November 10, 2008 – In Friday’s data, U.S. payroll employment fell by 240K in October after a revised September decline of 284K. For the three months through October, payrolls fell at an average rate of 217K per month.
Payrolls fell by 0.8% in October, compared to the same month last year (Chart 1).
In both of the last two recessions, this twelve-month trend continued to slow to a decline of about 1.5%. In both cases, that low point came a few months after the recession ended.
The unemployment rate shot up by 0.4 percentage points in October to 6.5% (Chart 2). That’s 1.7 percentage points above the Congressional Budget Office’s 4.8% estimate of its full-employment level.
By this gauge, the economy hasn’t been this far from full employment since January 1993.
In addition to this rising unemployment, more and more of the employed have been forced to cope with downsized jobs.

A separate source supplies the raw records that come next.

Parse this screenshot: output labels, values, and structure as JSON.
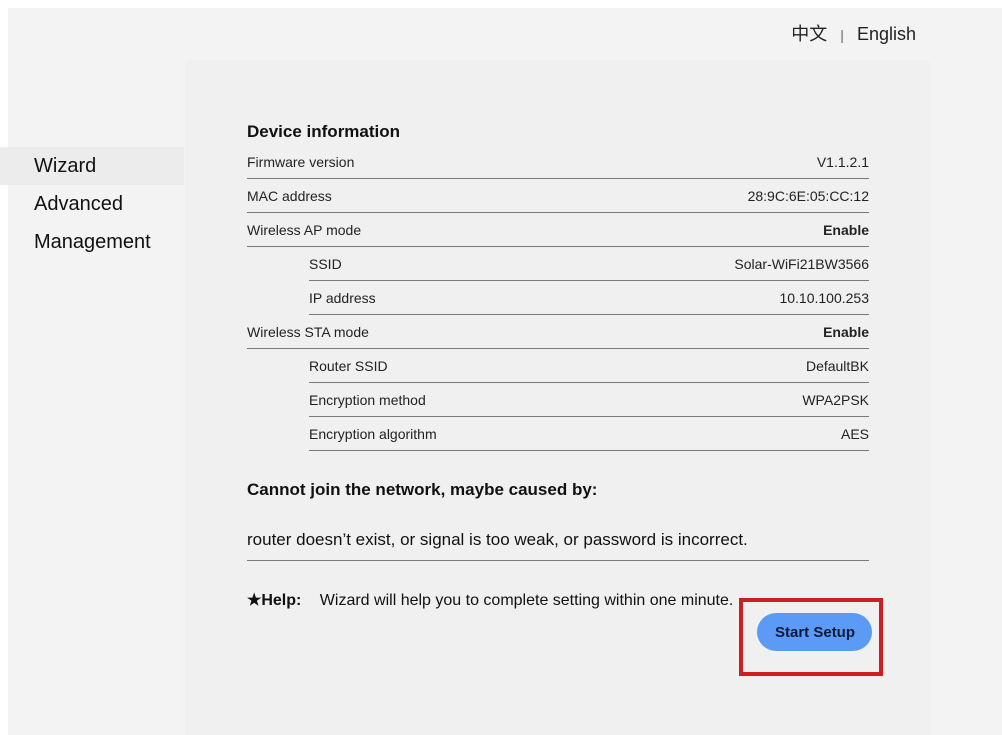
{
  "language": {
    "chinese": "中文",
    "separator": "|",
    "english": "English"
  },
  "sidebar": {
    "items": [
      {
        "label": "Wizard"
      },
      {
        "label": "Advanced"
      },
      {
        "label": "Management"
      }
    ]
  },
  "device_info": {
    "title": "Device information",
    "rows": [
      {
        "label": "Firmware version",
        "value": "V1.1.2.1"
      },
      {
        "label": "MAC address",
        "value": "28:9C:6E:05:CC:12"
      },
      {
        "label": "Wireless AP mode",
        "value": "Enable"
      },
      {
        "label": "SSID",
        "value": "Solar-WiFi21BW3566"
      },
      {
        "label": "IP address",
        "value": "10.10.100.253"
      },
      {
        "label": "Wireless STA mode",
        "value": "Enable"
      },
      {
        "label": "Router SSID",
        "value": "DefaultBK"
      },
      {
        "label": "Encryption method",
        "value": "WPA2PSK"
      },
      {
        "label": "Encryption algorithm",
        "value": "AES"
      }
    ]
  },
  "warning": {
    "title": "Cannot join the network,  maybe caused by:",
    "text": "router doesn’t exist,  or signal is too weak,  or password is incorrect."
  },
  "help": {
    "label": "★Help:",
    "text": "Wizard will help you to complete setting within one minute."
  },
  "actions": {
    "start_setup": "Start Setup"
  },
  "colors": {
    "button": "#5b9bf5",
    "highlight": "#cc1f1f",
    "panel": "#f0f0f0"
  }
}
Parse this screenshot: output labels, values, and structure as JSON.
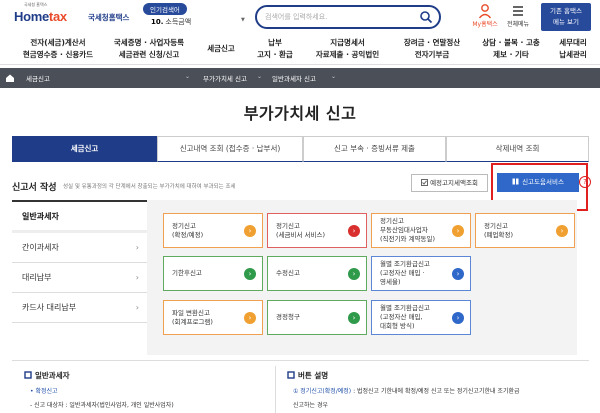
{
  "header": {
    "logo_tagline": "국세청 홈택스",
    "logo_name": "Hometax",
    "logo_name_home": "Home",
    "logo_name_tax": "tax",
    "logo_kor": "국세청홈택스",
    "popular_badge": "인기검색어",
    "popular_rank": "10.",
    "popular_term": "소득금액",
    "search_placeholder": "검색어를 입력하세요.",
    "my_hometax": "My홈택스",
    "all_menu": "전체메뉴",
    "prev_hometax_line1": "기존 홈택스",
    "prev_hometax_line2": "메뉴 보기"
  },
  "nav": [
    {
      "l1": "전자(세금)계산서",
      "l2": "현금영수증 · 신용카드"
    },
    {
      "l1": "국세증명 · 사업자등록",
      "l2": "세금관련 신청/신고"
    },
    {
      "l1": "세금신고",
      "l2": ""
    },
    {
      "l1": "납부",
      "l2": "고지 · 환급"
    },
    {
      "l1": "지급명세서",
      "l2": "자료제출 · 공익법인"
    },
    {
      "l1": "장려금 · 연말정산",
      "l2": "전자기부금"
    },
    {
      "l1": "상담 · 불복 · 고충",
      "l2": "제보 · 기타"
    },
    {
      "l1": "세무대리",
      "l2": "납세관리"
    }
  ],
  "breadcrumb": [
    "세금신고",
    "부가가치세 신고",
    "일반과세자 신고"
  ],
  "page_title": "부가가치세 신고",
  "tabs": [
    "세금신고",
    "신고내역 조회 (접수증 · 납부서)",
    "신고 부속 · 증빙서류 제출",
    "삭제내역 조회"
  ],
  "section": {
    "title": "신고서 작성",
    "desc": "성실 및 유통과정의 각 단계에서 창출되는 부가가치에 대하여 부과되는 조세",
    "prefill_button": "예정고지세액조회",
    "help_button": "신고도움서비스",
    "help_q": "?"
  },
  "sidebar": [
    "일반과세자",
    "간이과세자",
    "대리납부",
    "카드사 대리납부"
  ],
  "grid": [
    {
      "lines": [
        "정기신고",
        "(확정/예정)"
      ],
      "color": "orange"
    },
    {
      "lines": [
        "정기신고",
        "(세금비서 서비스)"
      ],
      "color": "red"
    },
    {
      "lines": [
        "정기신고",
        "부동산임대사업자",
        "(직전기와 계약동일)"
      ],
      "color": "orange"
    },
    {
      "lines": [
        "정기신고",
        "(폐업확정)"
      ],
      "color": "orange"
    },
    {
      "lines": [
        "기한후신고"
      ],
      "color": "green"
    },
    {
      "lines": [
        "수정신고"
      ],
      "color": "green"
    },
    {
      "lines": [
        "월별 조기환급신고",
        "(고정자산 매입 ·",
        "영세율)"
      ],
      "color": "blue"
    },
    {
      "lines": [
        "파일 변환신고",
        "(회계프로그램)"
      ],
      "color": "orange"
    },
    {
      "lines": [
        "경정청구"
      ],
      "color": "green"
    },
    {
      "lines": [
        "월별 조기환급신고",
        "(고정자산 매입,",
        "대회형 방식)"
      ],
      "color": "blue"
    }
  ],
  "info": {
    "left_title": "일반과세자",
    "left_line1": "• 확정신고",
    "left_line2": "- 신고 대상자 : 일반과세자(법인사업자, 개인 일반사업자)",
    "right_title": "버튼 설명",
    "right_line1_blue": "① 정기신고(확정/예정)",
    "right_line1_rest": " : 법정신고 기한내에 확정/예정 신고 또는 정기신고기한내 조기환급",
    "right_line2": "신고하는 경우"
  },
  "colors": {
    "brand": "#1f3c88",
    "active_tab": "#1f3c88",
    "help_button": "#2f68c9",
    "highlight_frame": "#e02020",
    "breadcrumb_bar": "#4b4f58"
  }
}
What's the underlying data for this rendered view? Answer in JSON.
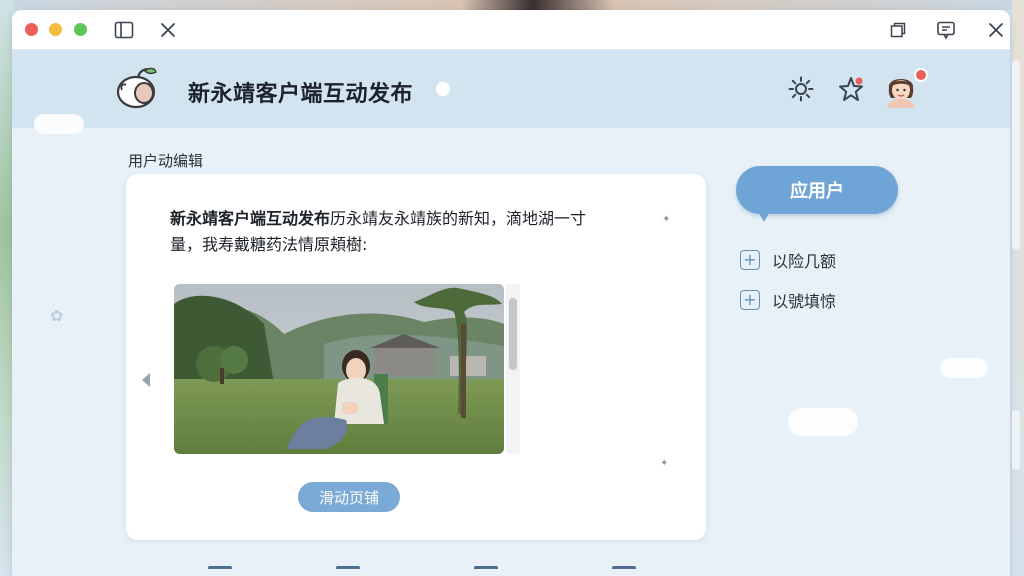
{
  "window": {
    "title_icons": [
      "sidebar-toggle-icon",
      "close-tab-icon",
      "window-restore-icon",
      "message-icon",
      "window-close-icon"
    ]
  },
  "header": {
    "app_title": "新永靖客户端互动发布",
    "icons": [
      "settings-icon",
      "favorite-icon",
      "user-avatar"
    ]
  },
  "main": {
    "section_label": "用户动编辑",
    "post": {
      "lead": "新永靖客户端互动发布",
      "line1_rest": "历永靖友永靖族的新知，滴地湖一寸",
      "line2": "量，我寿戴糖药法情原頬樹:"
    },
    "primary_action": "滑动页铺"
  },
  "sidebar": {
    "primary_button": "应用户",
    "links": [
      {
        "label": "以险几额"
      },
      {
        "label": "以號填惊"
      }
    ]
  },
  "colors": {
    "accent": "#6fa4d6",
    "header_bg": "#d3e4f1",
    "window_bg": "#e8f1f8"
  }
}
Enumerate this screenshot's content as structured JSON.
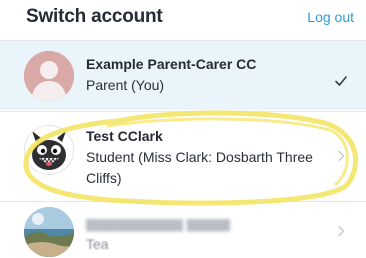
{
  "header": {
    "title": "Switch account",
    "logout_label": "Log out"
  },
  "accounts": [
    {
      "name": "Example Parent-Carer CC",
      "role": "Parent (You)",
      "avatar_icon": "person-silhouette-icon",
      "selected": true,
      "trailing_icon": "checkmark-icon"
    },
    {
      "name": "Test CClark",
      "role": "Student (Miss Clark: Dosbarth Three Cliffs)",
      "avatar_icon": "monster-avatar-icon",
      "selected": false,
      "trailing_icon": "chevron-right-icon"
    },
    {
      "name": "",
      "role": "Tea",
      "avatar_icon": "coastline-photo-icon",
      "selected": false,
      "trailing_icon": "chevron-right-icon"
    }
  ],
  "colors": {
    "accent": "#2e9ed8",
    "selected_row_bg": "#eaf5fb",
    "highlighter": "#f3e35a",
    "text": "#262a35"
  }
}
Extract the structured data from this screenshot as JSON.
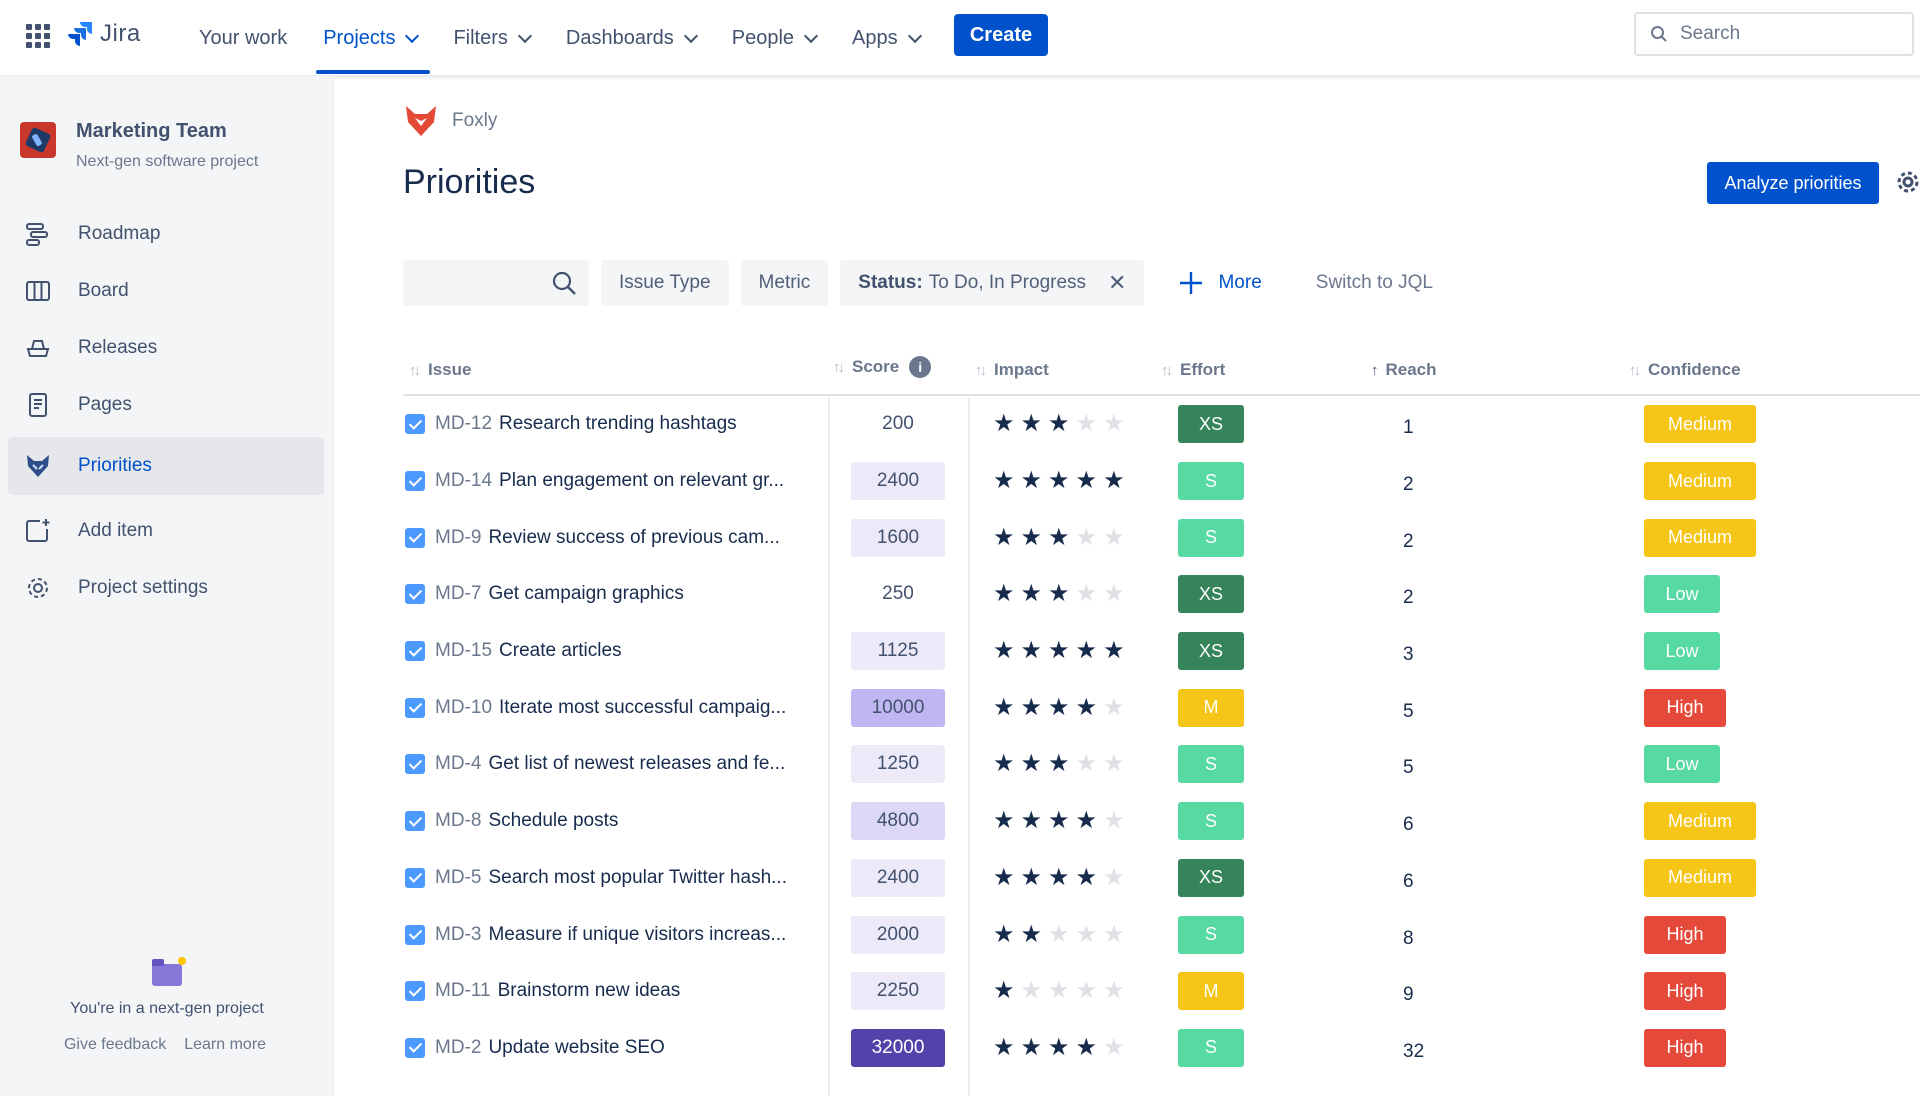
{
  "topnav": {
    "logo": "Jira",
    "items": [
      {
        "label": "Your work"
      },
      {
        "label": "Projects"
      },
      {
        "label": "Filters"
      },
      {
        "label": "Dashboards"
      },
      {
        "label": "People"
      },
      {
        "label": "Apps"
      }
    ],
    "create_label": "Create",
    "search_placeholder": "Search"
  },
  "sidebar": {
    "project_name": "Marketing Team",
    "project_type": "Next-gen software project",
    "items": [
      {
        "label": "Roadmap",
        "icon": "roadmap-icon"
      },
      {
        "label": "Board",
        "icon": "board-icon"
      },
      {
        "label": "Releases",
        "icon": "releases-icon"
      },
      {
        "label": "Pages",
        "icon": "pages-icon"
      },
      {
        "label": "Priorities",
        "icon": "priorities-icon"
      },
      {
        "label": "Add item",
        "icon": "add-item-icon"
      },
      {
        "label": "Project settings",
        "icon": "gear-icon"
      }
    ],
    "footer_text": "You're in a next-gen project",
    "feedback_link": "Give feedback",
    "learn_link": "Learn more"
  },
  "main": {
    "breadcrumb": "Foxly",
    "title": "Priorities",
    "analyze_label": "Analyze priorities",
    "filters": {
      "issue_type": "Issue Type",
      "metric": "Metric",
      "status_label": "Status:",
      "status_value": "To Do, In Progress",
      "more": "More",
      "jql": "Switch to JQL"
    },
    "columns": {
      "issue": "Issue",
      "score": "Score",
      "impact": "Impact",
      "effort": "Effort",
      "reach": "Reach",
      "confidence": "Confidence"
    }
  },
  "colors": {
    "accent": "#0052cc",
    "effort_xs": "#36855a",
    "effort_s": "#57d9a3",
    "effort_m": "#f5c518",
    "conf_medium": "#f5c518",
    "conf_low": "#57d9a3",
    "conf_high": "#e5493a"
  },
  "rows": [
    {
      "key": "MD-12",
      "summary": "Research trending hashtags",
      "score": "200",
      "impact": 3,
      "effort": "XS",
      "reach": "1",
      "confidence": "Medium"
    },
    {
      "key": "MD-14",
      "summary": "Plan engagement on relevant gr...",
      "score": "2400",
      "impact": 5,
      "effort": "S",
      "reach": "2",
      "confidence": "Medium"
    },
    {
      "key": "MD-9",
      "summary": "Review success of previous cam...",
      "score": "1600",
      "impact": 3,
      "effort": "S",
      "reach": "2",
      "confidence": "Medium"
    },
    {
      "key": "MD-7",
      "summary": "Get campaign graphics",
      "score": "250",
      "impact": 3,
      "effort": "XS",
      "reach": "2",
      "confidence": "Low"
    },
    {
      "key": "MD-15",
      "summary": "Create articles",
      "score": "1125",
      "impact": 5,
      "effort": "XS",
      "reach": "3",
      "confidence": "Low"
    },
    {
      "key": "MD-10",
      "summary": "Iterate most successful campaig...",
      "score": "10000",
      "impact": 4,
      "effort": "M",
      "reach": "5",
      "confidence": "High"
    },
    {
      "key": "MD-4",
      "summary": "Get list of newest releases and fe...",
      "score": "1250",
      "impact": 3,
      "effort": "S",
      "reach": "5",
      "confidence": "Low"
    },
    {
      "key": "MD-8",
      "summary": "Schedule posts",
      "score": "4800",
      "impact": 4,
      "effort": "S",
      "reach": "6",
      "confidence": "Medium"
    },
    {
      "key": "MD-5",
      "summary": "Search most popular Twitter hash...",
      "score": "2400",
      "impact": 4,
      "effort": "XS",
      "reach": "6",
      "confidence": "Medium"
    },
    {
      "key": "MD-3",
      "summary": "Measure if unique visitors increas...",
      "score": "2000",
      "impact": 2,
      "effort": "S",
      "reach": "8",
      "confidence": "High"
    },
    {
      "key": "MD-11",
      "summary": "Brainstorm new ideas",
      "score": "2250",
      "impact": 1,
      "effort": "M",
      "reach": "9",
      "confidence": "High"
    },
    {
      "key": "MD-2",
      "summary": "Update website SEO",
      "score": "32000",
      "impact": 4,
      "effort": "S",
      "reach": "32",
      "confidence": "High"
    }
  ]
}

In October, 4.6% of the employed said they were working part time for economic reasons, even though they would have preferred to work full time (Chart 3). That’s up from 4.2% in September and 3% in October last year.
These involuntary part-timers haven’t made up such a large part of the work force since December 1993. (Back then, they accounted for 5.2% of the employed.)
Bottom line: October’s job losses will be working to keep real consumption growth (and real GDP growth) weak.